Schumer, invoking Congress’s powers to regulate the courts, said Democrats are working on legislation to classify Trump’s efforts to subvert the results of the 2020 election as “unofficial acts” so they do not merit immunity from criminal prosecution under the high court’s recent 6-3 decision.

“They incorrectly declared that former President Trump enjoys broad immunity from criminal prosecution for actions he took while in office. They incorrectly declared that all future presidents are entitled to a breathtaking level of immunity so long as their conduct is ostensibly carried out in their official capacity as president,” Schumer said on the Senate floor.

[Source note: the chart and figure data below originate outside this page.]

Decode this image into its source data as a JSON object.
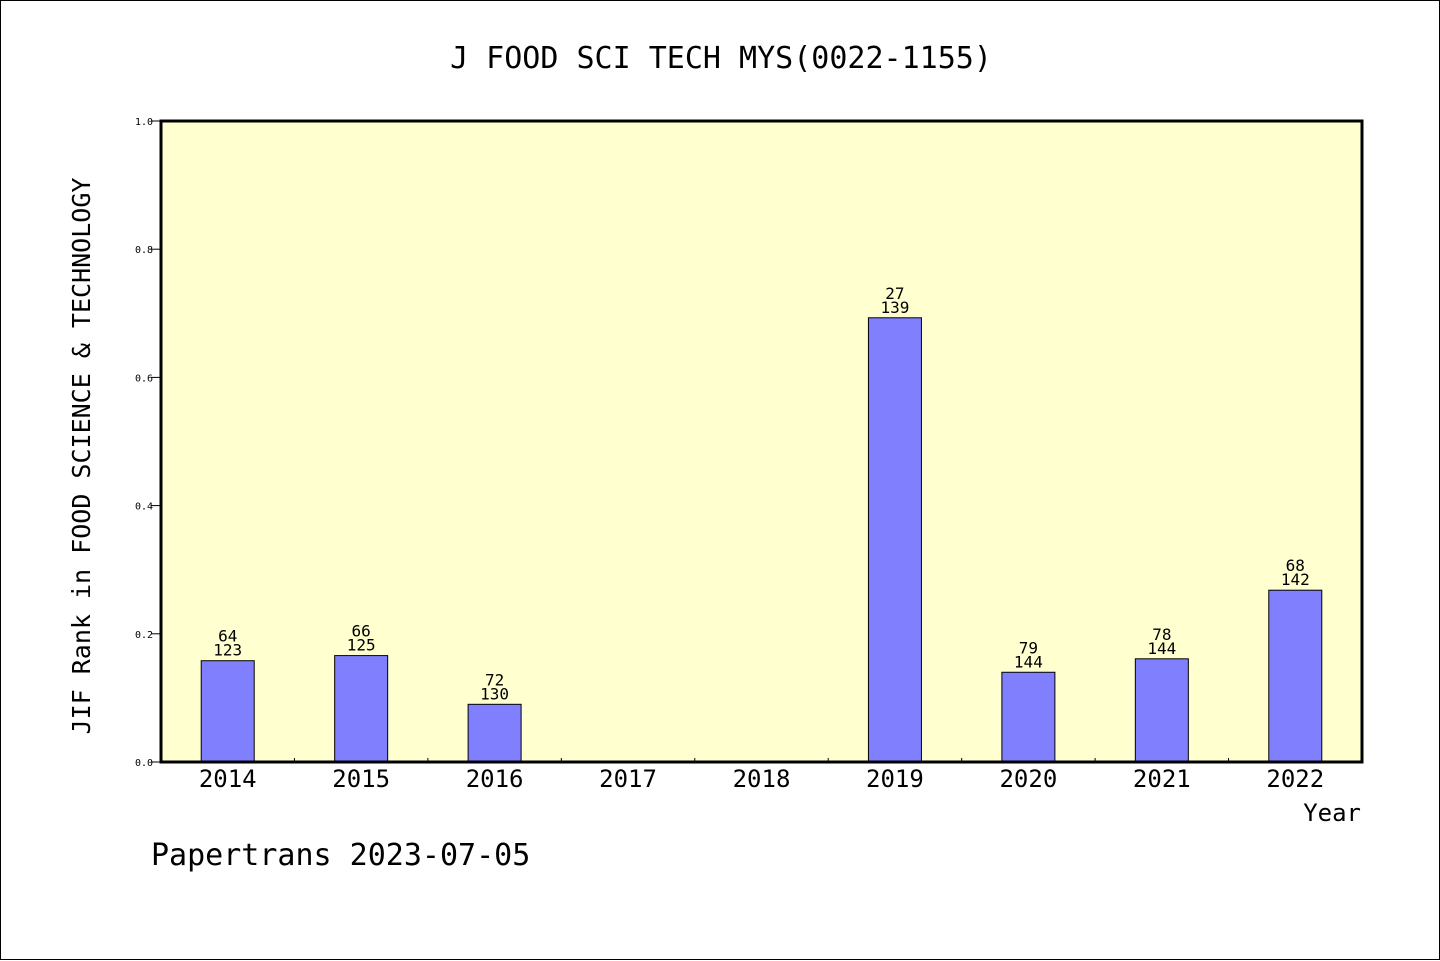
{
  "chart_data": {
    "type": "bar",
    "title": "J FOOD SCI TECH MYS(0022-1155)",
    "xlabel": "Year",
    "ylabel": "JIF Rank in FOOD SCIENCE & TECHNOLOGY",
    "ylim": [
      0,
      1.0
    ],
    "yticks": [
      "0.0",
      "0.2",
      "0.4",
      "0.6",
      "0.8",
      "1.0"
    ],
    "categories": [
      "2014",
      "2015",
      "2016",
      "2017",
      "2018",
      "2019",
      "2020",
      "2021",
      "2022"
    ],
    "values": [
      0.158,
      0.166,
      0.09,
      null,
      null,
      0.693,
      0.14,
      0.161,
      0.268
    ],
    "bar_labels": [
      {
        "rank": "64",
        "total": "123"
      },
      {
        "rank": "66",
        "total": "125"
      },
      {
        "rank": "72",
        "total": "130"
      },
      null,
      null,
      {
        "rank": "27",
        "total": "139"
      },
      {
        "rank": "79",
        "total": "144"
      },
      {
        "rank": "78",
        "total": "144"
      },
      {
        "rank": "68",
        "total": "142"
      }
    ],
    "grid": false,
    "colors": {
      "plot_background": "#ffffd0",
      "bar_fill": "#8080ff",
      "bar_stroke": "#000000",
      "frame": "#000000"
    }
  },
  "footer": {
    "text": "Papertrans 2023-07-05"
  }
}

Schumer said the court’s conservative justices had “effectively placed a crown on Donald Trump’s head,” putting him above the law and making him “in many ways untouchable.”

“I will work with my colleagues on legislation classifying Trump’s election subversion acts as unofficial acts not subject to immunity,” he announced. “We’re doing this because we believe that in America no president should be free to overturn an election against the will of the people, no matter what the conservative justices may believe.”

Schumer said senators will keep on working on other proposals to “rein in the abuse of our federal judiciary.”

Some Democrats, including Sens. Chris Van Hollen (Md.) and Sheldon Whitehouse (R.I.), have expressed support for adding language to the Supreme Court’s annual funding bill that would require it to adopt an enforceable code of ethics.

Government watchdog groups, Democratic lawmakers and media pundits have criticized conservative justices Clarence Thomas and Samuel Alito for accepting tens of thousands of dollars in free travel and other gifts from wealthy benefactors.

The Supreme Court granted Trump substantial immunity when it ruled on July 1 that Trump and future presidents could not be prosecuted for crimes related to official acts but left it to lower courts to determine whether Trump’s actions to overturn the results of the 2020 election fell under the category of official acts.

Some legal analysts, however, think the ruling may protect Trump entirely from being prosecuted for the attempts to overturn the election results, which resulted in a mob storming the U.S. Capitol on Jan. 6, 2021, because it would bar prosecutors from presenting actions related to official conduct to a jury as evidence.